Escribir una buena historia que se quede pegada para siempre en tu caja torácica y te remueva las vísceras no es un don al alcance de muchas personas. Tampoco lo es dibujar personajes de carne y hueso en tan solo unas páginas o conseguir que seas capaz de oler el frío de las montañas de Virginia, escuchar a los fantasmas que susurran entre cardos y espigas o sentir en el paladar el sabor de las brasas y del hígado, del incendio y de la tierra blanca que pesa en las venas.
No es nada fácil crear relatos imborrables con aroma a pólvora y a nostalgia, a resistencia y a desesperación. Pero hoy venimos a hablar de quien sí tiene el poder, hoy venimos a preguntarte que qué coño estás haciendo con tu vida para no haberte leído a Ann Pancake y su Tierra vencida, un conjunto de relatos magistrales publicados con mucho gusto por la editorial Dirty Works. Si echas un vistazo a su página web te entrarán ganas de servirte un bourbon y poner un blues, o de comprar de sopetón todos los libros de su catálogo. O todo a la vez.

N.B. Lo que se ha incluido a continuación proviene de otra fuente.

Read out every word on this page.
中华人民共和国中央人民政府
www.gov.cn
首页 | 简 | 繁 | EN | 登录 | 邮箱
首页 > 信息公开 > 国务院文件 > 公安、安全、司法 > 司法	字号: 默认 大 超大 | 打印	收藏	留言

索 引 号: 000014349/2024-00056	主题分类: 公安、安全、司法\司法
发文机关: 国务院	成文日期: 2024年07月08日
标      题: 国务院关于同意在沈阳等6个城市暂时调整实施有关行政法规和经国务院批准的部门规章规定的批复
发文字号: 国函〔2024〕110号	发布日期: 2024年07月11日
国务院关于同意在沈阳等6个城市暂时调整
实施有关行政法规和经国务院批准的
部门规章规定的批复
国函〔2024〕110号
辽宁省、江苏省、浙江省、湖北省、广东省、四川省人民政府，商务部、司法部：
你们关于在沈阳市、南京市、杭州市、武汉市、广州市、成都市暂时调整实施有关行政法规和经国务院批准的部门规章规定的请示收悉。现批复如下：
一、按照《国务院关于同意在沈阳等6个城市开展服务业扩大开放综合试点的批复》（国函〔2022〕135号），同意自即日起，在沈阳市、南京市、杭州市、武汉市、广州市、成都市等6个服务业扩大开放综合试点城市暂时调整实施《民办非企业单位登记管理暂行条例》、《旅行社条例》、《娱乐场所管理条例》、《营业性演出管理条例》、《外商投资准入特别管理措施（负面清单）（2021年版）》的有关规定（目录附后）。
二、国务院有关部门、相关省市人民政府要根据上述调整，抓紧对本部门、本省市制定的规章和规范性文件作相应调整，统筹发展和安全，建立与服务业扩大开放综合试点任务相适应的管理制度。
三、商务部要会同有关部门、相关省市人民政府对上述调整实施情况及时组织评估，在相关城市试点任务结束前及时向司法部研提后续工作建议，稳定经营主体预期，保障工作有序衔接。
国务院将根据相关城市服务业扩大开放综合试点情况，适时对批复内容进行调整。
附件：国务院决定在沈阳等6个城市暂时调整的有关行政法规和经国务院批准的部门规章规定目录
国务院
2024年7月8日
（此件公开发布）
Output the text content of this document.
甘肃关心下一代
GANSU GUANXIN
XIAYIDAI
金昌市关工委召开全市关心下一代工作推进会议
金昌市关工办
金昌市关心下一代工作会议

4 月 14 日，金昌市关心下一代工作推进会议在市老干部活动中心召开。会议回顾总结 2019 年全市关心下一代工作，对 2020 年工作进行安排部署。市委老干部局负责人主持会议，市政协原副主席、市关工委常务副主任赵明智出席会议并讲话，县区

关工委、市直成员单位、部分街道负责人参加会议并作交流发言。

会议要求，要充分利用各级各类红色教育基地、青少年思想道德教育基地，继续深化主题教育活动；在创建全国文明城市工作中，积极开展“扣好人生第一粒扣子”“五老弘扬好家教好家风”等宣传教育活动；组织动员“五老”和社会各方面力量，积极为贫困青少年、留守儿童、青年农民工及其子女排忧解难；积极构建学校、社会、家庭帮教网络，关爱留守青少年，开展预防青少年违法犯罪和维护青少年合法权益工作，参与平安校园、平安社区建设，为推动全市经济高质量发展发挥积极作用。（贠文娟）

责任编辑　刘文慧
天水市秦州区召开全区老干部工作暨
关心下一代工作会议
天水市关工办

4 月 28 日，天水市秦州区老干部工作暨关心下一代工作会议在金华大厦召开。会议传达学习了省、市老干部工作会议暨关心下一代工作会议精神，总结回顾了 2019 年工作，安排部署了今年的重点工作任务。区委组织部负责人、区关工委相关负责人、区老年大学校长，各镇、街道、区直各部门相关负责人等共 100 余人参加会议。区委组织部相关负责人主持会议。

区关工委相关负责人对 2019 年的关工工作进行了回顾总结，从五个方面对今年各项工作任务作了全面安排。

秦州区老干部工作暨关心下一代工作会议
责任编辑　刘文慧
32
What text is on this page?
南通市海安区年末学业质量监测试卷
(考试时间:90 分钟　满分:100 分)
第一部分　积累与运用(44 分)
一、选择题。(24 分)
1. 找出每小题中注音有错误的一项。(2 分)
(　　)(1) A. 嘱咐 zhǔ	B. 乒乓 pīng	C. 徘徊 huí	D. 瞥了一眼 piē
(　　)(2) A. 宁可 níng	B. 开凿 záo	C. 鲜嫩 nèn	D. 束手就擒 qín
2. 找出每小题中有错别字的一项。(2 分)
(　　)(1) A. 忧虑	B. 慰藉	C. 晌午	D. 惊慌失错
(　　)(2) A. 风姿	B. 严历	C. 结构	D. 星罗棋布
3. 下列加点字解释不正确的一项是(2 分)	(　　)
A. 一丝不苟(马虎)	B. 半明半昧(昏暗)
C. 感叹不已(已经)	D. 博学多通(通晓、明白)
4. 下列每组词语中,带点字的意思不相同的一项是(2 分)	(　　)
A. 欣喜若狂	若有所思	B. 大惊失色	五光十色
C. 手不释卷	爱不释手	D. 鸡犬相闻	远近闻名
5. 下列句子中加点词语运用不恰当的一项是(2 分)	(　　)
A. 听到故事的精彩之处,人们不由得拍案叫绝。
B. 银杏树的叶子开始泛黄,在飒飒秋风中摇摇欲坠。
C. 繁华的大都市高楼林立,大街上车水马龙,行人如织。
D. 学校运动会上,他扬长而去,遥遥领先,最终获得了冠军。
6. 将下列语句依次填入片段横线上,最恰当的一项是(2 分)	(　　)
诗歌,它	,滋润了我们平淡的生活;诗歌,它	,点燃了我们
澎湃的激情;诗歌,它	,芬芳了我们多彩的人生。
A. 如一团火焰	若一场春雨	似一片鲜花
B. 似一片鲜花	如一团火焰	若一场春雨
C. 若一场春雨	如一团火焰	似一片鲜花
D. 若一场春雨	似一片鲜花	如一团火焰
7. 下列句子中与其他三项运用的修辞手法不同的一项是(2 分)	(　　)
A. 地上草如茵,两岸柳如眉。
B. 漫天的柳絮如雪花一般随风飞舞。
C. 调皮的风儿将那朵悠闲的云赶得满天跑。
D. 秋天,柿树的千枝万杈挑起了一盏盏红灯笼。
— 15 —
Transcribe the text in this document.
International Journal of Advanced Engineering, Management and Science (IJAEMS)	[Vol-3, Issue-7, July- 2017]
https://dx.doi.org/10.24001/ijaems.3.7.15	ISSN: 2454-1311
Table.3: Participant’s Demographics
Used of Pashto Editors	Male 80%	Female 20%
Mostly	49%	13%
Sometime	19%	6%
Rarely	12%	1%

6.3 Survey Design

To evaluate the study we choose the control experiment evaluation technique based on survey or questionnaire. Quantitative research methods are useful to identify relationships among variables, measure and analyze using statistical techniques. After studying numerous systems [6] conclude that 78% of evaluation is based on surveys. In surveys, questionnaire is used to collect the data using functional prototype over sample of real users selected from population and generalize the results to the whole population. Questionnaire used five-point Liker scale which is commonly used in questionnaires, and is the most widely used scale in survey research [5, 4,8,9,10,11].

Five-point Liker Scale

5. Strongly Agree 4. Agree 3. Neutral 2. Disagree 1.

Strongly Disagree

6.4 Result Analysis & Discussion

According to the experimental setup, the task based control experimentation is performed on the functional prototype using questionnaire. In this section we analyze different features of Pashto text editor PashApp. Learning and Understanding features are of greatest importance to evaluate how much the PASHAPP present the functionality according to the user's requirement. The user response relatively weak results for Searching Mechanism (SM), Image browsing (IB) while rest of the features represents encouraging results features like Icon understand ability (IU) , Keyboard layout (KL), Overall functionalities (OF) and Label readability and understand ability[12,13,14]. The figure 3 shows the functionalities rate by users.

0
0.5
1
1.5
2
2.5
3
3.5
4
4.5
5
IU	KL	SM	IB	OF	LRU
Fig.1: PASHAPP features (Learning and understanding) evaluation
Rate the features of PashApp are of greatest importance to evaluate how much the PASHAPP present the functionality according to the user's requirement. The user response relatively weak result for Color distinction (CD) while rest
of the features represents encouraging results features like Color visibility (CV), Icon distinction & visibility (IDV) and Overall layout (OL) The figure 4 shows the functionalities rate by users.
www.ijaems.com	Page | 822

Ann Pancake, natural de las montañas de Virginia, recoge en este volumen un total de doce relatos, todos ellos imperdibles. En cada uno de ellos podrás zambullirte en el corazón herido y la desgarrada violencia de aquellos que nacen, mueren y resisten en el agreste y complejo territorio de los Apalaches, donde el expolio a la naturaleza y el abandono de la montaña, la tradición y la huida, o el alcohol, la soledad y la depresión conviven mano a mano.
Chicos redneck, bosques que aúllan, jóvenes hechizadas, manzanas ácidas, espíritus que atraviesan las llamas, carne en conserva, gente que vuelve y otra que nunca se ha ido, sequías y accidentes, gaznates sedientos y pulmones ensombrecidos. Ciervos escuálidos, madres tristes y chicas a punto de convertirse en serpientes. Todo esto te aguarda, y nada será como lo presuponías de antemano.
Pocas veces un lugar ha conservado un vínculo tan estrecho con sus pobladores en la literatura, porque aquí la tierra es como un nervio, un imán o una placenta que años después se convertirá en tumba. No es un simple escenario, sino un ente vivo que empapa de dolor, fuerza e identidad a aquellos que la pisan. Ann Pancake nos devuelve la importancia de lo telúrico, de lo insondable, de desentrañar en lo salvaje y espiritual de la condición humana, en sabernos bestias y miserables, en pintar el arraigo a la tierra de colores y crujidos y estaciones. La universitaria que aspira de nuevo la extraña familiaridad del hogar y el señor que baja a Foursquare a por leña están igual de perdidos.
Guardamos Tierra vencida como un tesoro, un título que hace justicia a su nombre. Descubrimos entre sus páginas mil y un modos de supervivencia, la rebeldía de una tierra doblegada, texturas y olores tan vívidos -a tierra húmeda, a leña, a sexo, a podredumbre, a sudor y a mazorcas, a noche y a nieve- que se nos meten en las manos y en la garganta, instintos que se vuelven más transparentes allá en lo alto de la montaña.
Como dice uno de sus relatos, «aquí la tierra se tiende de un modo muy parecido al de un cuerpo humano, más que en cualquier otro lugar que yo haya visto, ya sea en fotografías o en la vida real. Y a menudo me pregunto si no será esa la razón de nuestro doloroso apego a esta tierra».